Brian's draft defines "pervasive surveillance" as
the practice of
surveillance at widespread observation points, without any
modification of network traffic, and without any particular
surveillance target in mind.
There are a couple of obvious deficiencies here..

As a starter, the definition is self-contradictory.
The first sentence in the introduction uses RFC6973's
definition of surveillance with is aimed at an individual
and concatenates it with "pervasive" to come up with
something that says there "is no particular surveillance
target in  mind."  Which is it?  You cannot logically
concatenate the two notions together.

You also don't deal with timeframes.  Most Big Data
implementations for all kinds of purposes, acquire
observations and sort out the metadata.  That's how
particular particular targets (e.g., purveyors of cheap
nuclear devices) are found, and it's mandated by law
under the E.U. Data Retention Directive.

Additionally, all this is context dependent as there all
kinds of bases for exactly this kind of activity that are
operational, commercial, and legal.  It would also be
interesting to see a definition of "network."  Radio
networks have been subject to constant monitoring
for many decades.  Fast forwarding to SDNs and Cloud
Computing services, renders most of these this efforts
irrelevant.

Then after proffering a definition, the religious statement
appears: "we presume a priori that communications systems
should aim to provide appropriate privacy guarantees to
their users, and that such pervasive surveillance is therefore
a bad thing."  "Presume a priori?"  There are innumerable
contexts where privacy - which is itself a socio-political-
legal abstraction - is not relevant or applicable.

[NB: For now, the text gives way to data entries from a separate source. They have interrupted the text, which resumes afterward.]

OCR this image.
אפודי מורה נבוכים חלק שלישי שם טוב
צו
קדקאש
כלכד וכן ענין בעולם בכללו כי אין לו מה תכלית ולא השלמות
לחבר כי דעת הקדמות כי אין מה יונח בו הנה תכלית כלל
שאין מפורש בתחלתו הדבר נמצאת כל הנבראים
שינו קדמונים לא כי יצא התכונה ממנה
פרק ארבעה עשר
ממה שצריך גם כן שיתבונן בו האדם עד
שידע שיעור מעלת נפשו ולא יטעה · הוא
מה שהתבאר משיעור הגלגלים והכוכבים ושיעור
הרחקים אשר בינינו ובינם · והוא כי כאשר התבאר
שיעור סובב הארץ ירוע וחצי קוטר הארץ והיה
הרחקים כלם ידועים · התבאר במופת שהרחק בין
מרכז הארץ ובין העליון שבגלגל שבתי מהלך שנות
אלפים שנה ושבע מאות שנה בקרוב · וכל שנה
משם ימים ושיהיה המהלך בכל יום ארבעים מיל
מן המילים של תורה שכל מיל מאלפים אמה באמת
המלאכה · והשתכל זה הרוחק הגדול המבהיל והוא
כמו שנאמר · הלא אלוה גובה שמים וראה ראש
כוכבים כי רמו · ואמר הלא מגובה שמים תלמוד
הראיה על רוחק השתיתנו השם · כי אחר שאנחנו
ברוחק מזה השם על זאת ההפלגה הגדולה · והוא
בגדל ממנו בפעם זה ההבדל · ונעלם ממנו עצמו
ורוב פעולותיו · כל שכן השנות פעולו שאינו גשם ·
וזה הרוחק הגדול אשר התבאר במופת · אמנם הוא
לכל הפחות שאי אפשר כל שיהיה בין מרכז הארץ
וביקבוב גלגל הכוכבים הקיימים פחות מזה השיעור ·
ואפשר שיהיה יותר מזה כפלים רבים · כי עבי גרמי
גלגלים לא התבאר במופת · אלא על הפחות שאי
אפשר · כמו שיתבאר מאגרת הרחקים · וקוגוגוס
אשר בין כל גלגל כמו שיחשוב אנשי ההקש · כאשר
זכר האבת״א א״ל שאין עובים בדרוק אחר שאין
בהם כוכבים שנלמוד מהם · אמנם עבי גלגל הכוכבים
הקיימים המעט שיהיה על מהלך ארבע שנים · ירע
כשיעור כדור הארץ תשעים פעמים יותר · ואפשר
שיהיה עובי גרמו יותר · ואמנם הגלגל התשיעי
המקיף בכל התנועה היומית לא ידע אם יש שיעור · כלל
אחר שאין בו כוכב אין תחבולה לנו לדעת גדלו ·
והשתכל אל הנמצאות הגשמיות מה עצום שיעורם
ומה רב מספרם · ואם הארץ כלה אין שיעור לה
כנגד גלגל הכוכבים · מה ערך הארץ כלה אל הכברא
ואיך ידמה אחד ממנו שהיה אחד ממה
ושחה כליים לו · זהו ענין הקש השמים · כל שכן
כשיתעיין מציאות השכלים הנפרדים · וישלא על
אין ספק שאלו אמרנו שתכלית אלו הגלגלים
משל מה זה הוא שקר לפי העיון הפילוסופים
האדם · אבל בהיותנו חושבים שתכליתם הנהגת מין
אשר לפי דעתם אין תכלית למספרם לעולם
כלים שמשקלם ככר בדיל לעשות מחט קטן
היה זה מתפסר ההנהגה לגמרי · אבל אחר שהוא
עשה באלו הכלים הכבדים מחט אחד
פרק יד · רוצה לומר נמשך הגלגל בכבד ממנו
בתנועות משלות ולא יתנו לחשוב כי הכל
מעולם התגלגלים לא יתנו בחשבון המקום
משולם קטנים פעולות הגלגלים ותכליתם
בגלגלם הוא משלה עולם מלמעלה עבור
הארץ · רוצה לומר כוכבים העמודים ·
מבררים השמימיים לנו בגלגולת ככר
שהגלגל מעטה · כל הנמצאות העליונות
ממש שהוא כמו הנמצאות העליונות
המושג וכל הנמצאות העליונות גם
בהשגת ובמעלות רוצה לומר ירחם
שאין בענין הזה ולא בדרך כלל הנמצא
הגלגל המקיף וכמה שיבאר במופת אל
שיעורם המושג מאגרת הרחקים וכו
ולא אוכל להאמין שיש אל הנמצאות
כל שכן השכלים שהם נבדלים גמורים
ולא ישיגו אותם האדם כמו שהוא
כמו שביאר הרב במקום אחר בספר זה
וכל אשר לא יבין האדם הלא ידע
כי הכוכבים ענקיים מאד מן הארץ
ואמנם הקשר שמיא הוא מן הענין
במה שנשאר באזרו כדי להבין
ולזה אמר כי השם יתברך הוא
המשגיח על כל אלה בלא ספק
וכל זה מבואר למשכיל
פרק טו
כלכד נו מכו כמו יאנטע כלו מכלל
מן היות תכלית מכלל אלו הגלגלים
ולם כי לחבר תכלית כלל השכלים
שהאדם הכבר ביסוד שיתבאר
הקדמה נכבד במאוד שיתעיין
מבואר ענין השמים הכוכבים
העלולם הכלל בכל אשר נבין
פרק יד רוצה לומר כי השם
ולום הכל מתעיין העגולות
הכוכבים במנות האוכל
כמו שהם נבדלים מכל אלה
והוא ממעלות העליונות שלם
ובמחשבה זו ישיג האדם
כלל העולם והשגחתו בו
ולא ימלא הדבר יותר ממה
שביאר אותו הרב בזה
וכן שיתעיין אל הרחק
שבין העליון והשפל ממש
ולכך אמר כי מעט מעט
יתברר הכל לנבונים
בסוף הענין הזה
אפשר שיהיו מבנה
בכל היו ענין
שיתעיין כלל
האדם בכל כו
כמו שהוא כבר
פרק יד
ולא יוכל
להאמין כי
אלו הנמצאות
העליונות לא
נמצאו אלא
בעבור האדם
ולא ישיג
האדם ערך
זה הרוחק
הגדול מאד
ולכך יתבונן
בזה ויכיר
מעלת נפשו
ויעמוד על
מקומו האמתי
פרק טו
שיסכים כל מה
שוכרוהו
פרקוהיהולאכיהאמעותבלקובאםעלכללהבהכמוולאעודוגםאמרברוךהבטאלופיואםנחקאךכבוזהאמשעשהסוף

Similarly, the "perfect passive adversary" definition is a
self-contradiction.  If the observer is taking no action,
there is no threat by definition.

We explicitly assume the PPA does not have the ability to compromise
trusted systems at either the initiator or a recipient of a
communication.
Give me a break.  Here again, an assertion is made that
is simply not credible.  Essentially all systems are
capable of compromise - either technically, lawfully,
or through insider threats (which is generally regarded
as the greatest threat).

If you want to analyze any of this within the context of
substantive ongoing work, you should consider applying
the STIX threat analysis/exchange model.

This kind of work tends to turn the IETF into a script
writing exercise for the third season of VEEP.

--tony

On 10/14/2013 9:43 AM, Stephen Farrell wrote:
Personally, I entirely disagree. It is true that we
don't have a worked out threat model for this yet,
but Brian's draft is a start on which I hope we'll
build so that protocol designers, implementers and
those deploying networks and services will have a
useful threat model to use when doing their work.